Chronisch rückenleidend wird man auch durch ständige Schonung aus Furcht vor Schmerz, denn durch passives Verhalten bildet sich die Muskulatur zurück und schmerzt dann oft schon bei normaler Belastung. Schädlich ist es aber auch, starke Schmerzen zu ignorieren und um jeden Preis durchhalten zu wollen. Da kann sich die verkrampfte Muskulatur auch am Feierabend nicht mehr entspannen. Also ein bisschen Schonung soll schon sein, aber so kurz wie möglich. Wer trotz akuter Kreuzschmerzen arbeitet, ist eher wieder fit als wer sich gleich fünf, sechs Tage hinlegt und sich wie auch immer behandeln lässt.
Auch sollte man sich nicht von den - meist überflüssigen - Röntgen- und Computertomografie-Bildern seiner verformten Wirbelsäule schrecken lassen. Groteske Zacken und selbst vorgefallene Bandscheiben müssen nicht immer Beschwerden verursachen. Zwei von drei Menschen, die sich gesund fühlen, haben degenerative Veränderungen der Wirbelsäule, sagt der Berliner Sporttherapeut Martin Brink. Er ermuntert die "Kreuzlahmen" zu sportlichen Aktivitäten nach eigener Wahl und ohne allzu viel Vorsicht. Er warnte aber vor dem einseitigen Krafttraining in Fitness-Studios und vor - "Rückenschulen".
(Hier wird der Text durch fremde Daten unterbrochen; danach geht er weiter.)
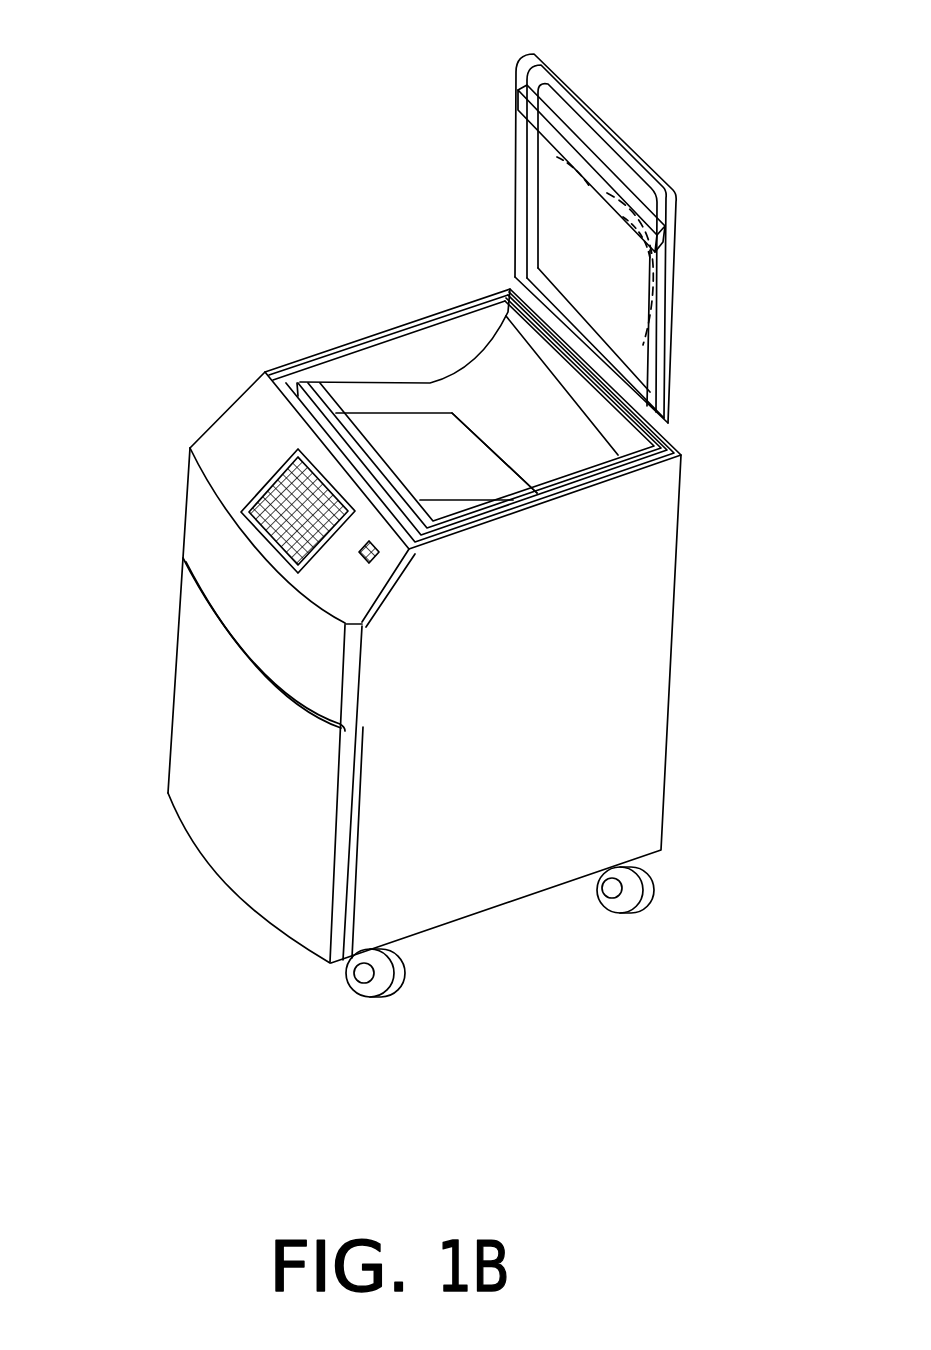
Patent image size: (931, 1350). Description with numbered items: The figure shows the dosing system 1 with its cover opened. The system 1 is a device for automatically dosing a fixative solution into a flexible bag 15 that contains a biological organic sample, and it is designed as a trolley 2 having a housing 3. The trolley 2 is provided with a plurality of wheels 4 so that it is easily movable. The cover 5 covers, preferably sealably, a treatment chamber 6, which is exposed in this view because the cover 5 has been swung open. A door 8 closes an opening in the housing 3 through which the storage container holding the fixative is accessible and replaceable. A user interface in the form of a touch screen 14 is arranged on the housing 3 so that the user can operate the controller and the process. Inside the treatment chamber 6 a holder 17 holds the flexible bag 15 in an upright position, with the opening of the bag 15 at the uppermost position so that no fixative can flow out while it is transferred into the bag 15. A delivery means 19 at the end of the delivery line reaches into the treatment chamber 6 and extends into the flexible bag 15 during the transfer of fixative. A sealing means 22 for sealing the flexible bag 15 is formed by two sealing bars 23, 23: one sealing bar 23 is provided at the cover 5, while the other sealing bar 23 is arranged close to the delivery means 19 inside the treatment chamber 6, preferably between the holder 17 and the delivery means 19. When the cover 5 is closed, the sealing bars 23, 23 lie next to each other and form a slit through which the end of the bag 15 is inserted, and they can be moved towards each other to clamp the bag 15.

The dosing system 1 is at (444, 520).
The trolley 2 is at (716, 52).
The housing 3 is at (641, 677).
The wheels 4 is at (651, 885).
The cover 5 is at (676, 302).
The treatment chamber 6 is at (463, 346).
The door 8 is at (225, 748).
The touch screen 14 is at (258, 497).
The flexible bag 15 is at (458, 474).
The holder 17 is at (568, 455).
The delivery means 19 is at (347, 451).
The sealing means 22 is at (440, 317).
The sealing bar 23 is at (517, 103).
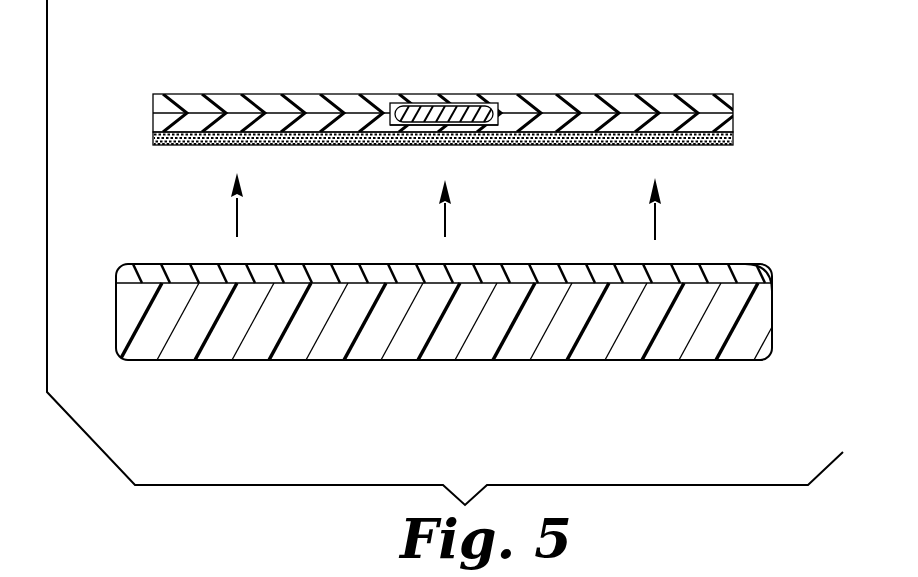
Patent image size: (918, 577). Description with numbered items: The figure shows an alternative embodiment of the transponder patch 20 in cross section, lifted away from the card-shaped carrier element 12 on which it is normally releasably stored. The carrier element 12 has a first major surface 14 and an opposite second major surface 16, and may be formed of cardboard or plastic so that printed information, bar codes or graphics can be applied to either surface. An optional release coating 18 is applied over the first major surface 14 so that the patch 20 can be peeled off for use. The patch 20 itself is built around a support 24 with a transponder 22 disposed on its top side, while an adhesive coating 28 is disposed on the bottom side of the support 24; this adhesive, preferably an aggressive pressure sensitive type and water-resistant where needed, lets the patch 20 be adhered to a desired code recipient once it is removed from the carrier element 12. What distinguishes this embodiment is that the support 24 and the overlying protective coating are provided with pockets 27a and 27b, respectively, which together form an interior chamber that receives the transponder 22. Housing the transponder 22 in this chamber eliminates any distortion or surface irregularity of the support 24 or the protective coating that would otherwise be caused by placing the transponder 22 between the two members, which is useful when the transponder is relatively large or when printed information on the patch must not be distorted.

The carrier element 12 is at (476, 320).
The first major surface 14 is at (593, 283).
The second major surface 16 is at (583, 362).
The release coating 18 is at (760, 268).
The transponder patch 20 is at (433, 100).
The transponder 22 is at (430, 108).
The support 24 is at (158, 121).
The pocket 27a is at (498, 110).
The pocket 27b is at (390, 122).
The adhesive coating 28 is at (716, 140).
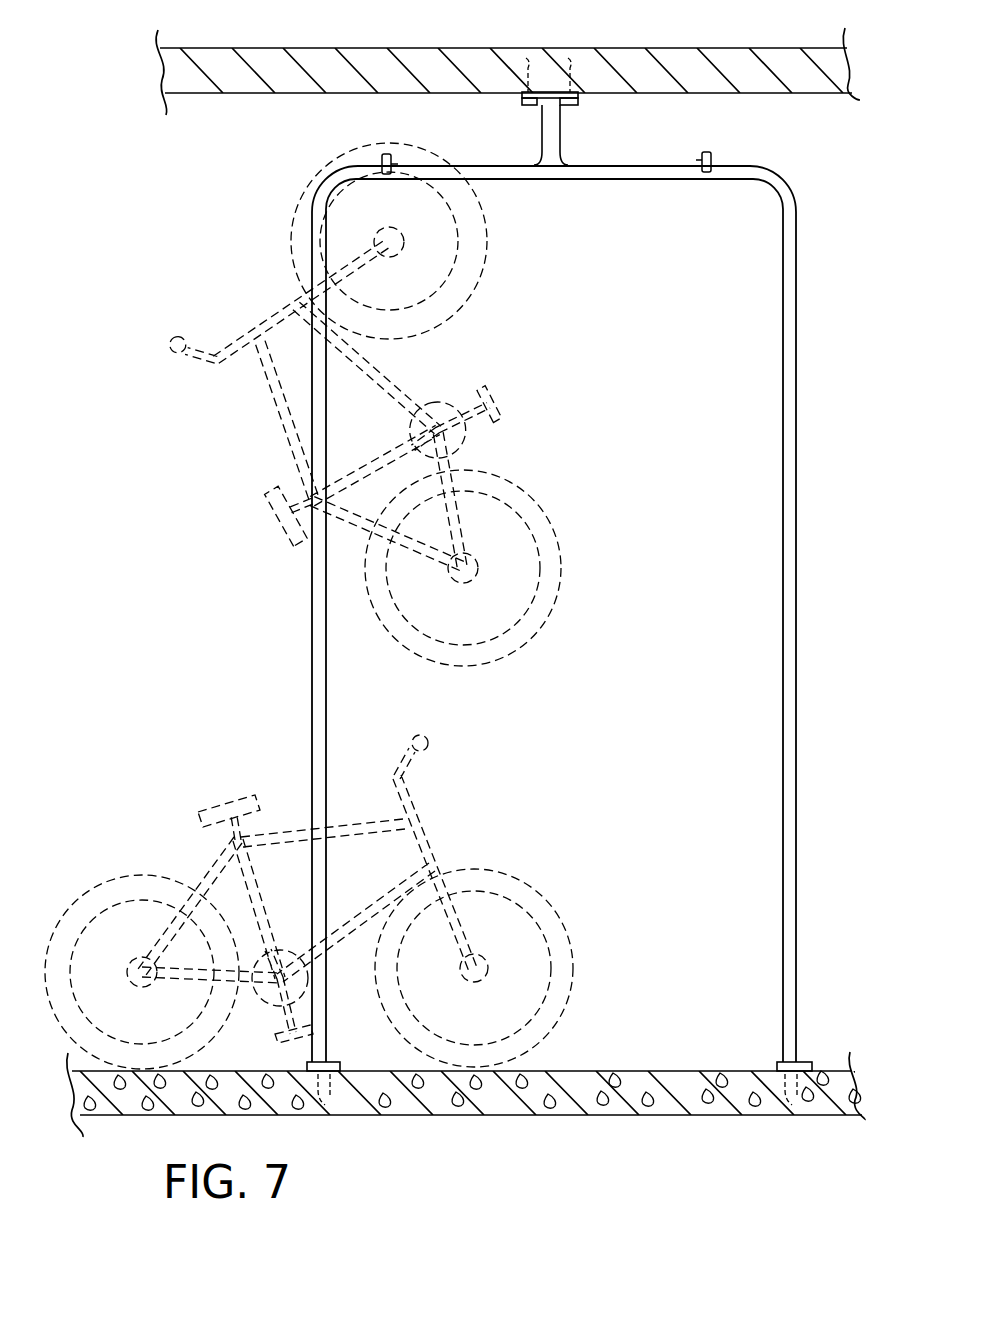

"Die klassische Rückenschule ist out", meinte auch Hildebrandt. Dort zog man, so Brink, "unsinnige Schlüsse aus alten Messungen des Bandscheiben-Innendrucks, die sich inzwischen als falsch erwiesen. Es stimmt zum Beispiel nicht, dass Sitzen die Wirbelsäule stärker belastet als Stehen. Langes Stehen aber schadet dem Rücken genauso wie langes Sitzen.